Although Stevenson said there were not many statistics recording how many members of the class of 2009 would be unemployed following graduation, there was still significant anecdotal evidence.

"For instance, with the class of 2007," Stevenson said, "the possibility to negotiate salaries may have been a little more possible. But for the class of 2009, even if they can't increase it, it still can't hurt to work with them."

Last April, the National Association of Colleges and Employers reported that the starting salary for the class of 2008 was going to be 4 percent higher than the previous year. But once the recession became inevitable, those numbers flattened. And while NACE has not yet reported significant decreased hiring expectations for 2009 graduates, they are releasing fairly certain reports that an increase is unlikely. In stable economies, hiring expectations almost always increase each year.

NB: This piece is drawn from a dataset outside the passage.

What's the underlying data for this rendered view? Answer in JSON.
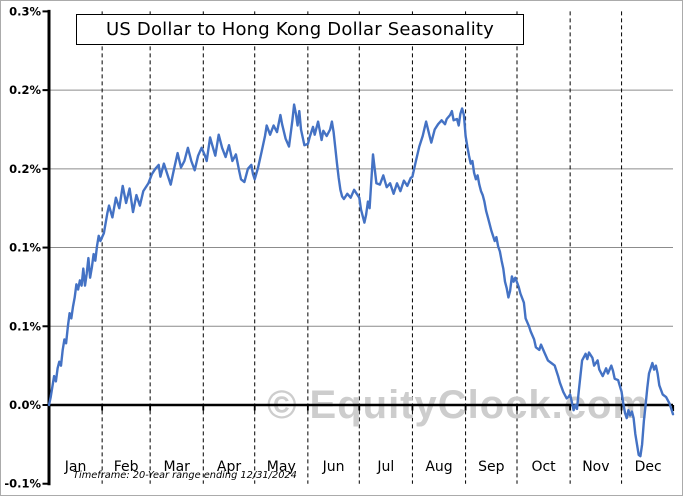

Other reports by Manpower Inc. said that during the first quarter of this year, two-thirds of U.S. employers plan to freeze the size of their staffs, while the Labor Department said the average work week had already been cut back to 33.3 hours.

The CDC plans to begin surveying the senior class about post-graduation plans beginning in March or April and continuing through December. For now, however, Stevenson encourages students to be flexible and to not get discouraged with their searches.

"It might take longer than it normally would, but we don't want them to panic," she said. Stevenson also added that while it's important for students to go where they're happy, they need to examine their financial situations and consider whether they need to take one of the first jobs they can get or wait until their dream jobs come along.

Yates, who is now employed again with a newspaper in eastern North Carolina, agreed.

"It seems to be once you get an interview, it's not so bad, but getting the initial contact seems to be the hardest," he said. "Just keep going at it and put as many resumes and applications out there as possible. Network, use your friends; it doesn't hurt."

Yates offered a final word of advice to graduating seniors: "Don't be picky, and don't be too prideful."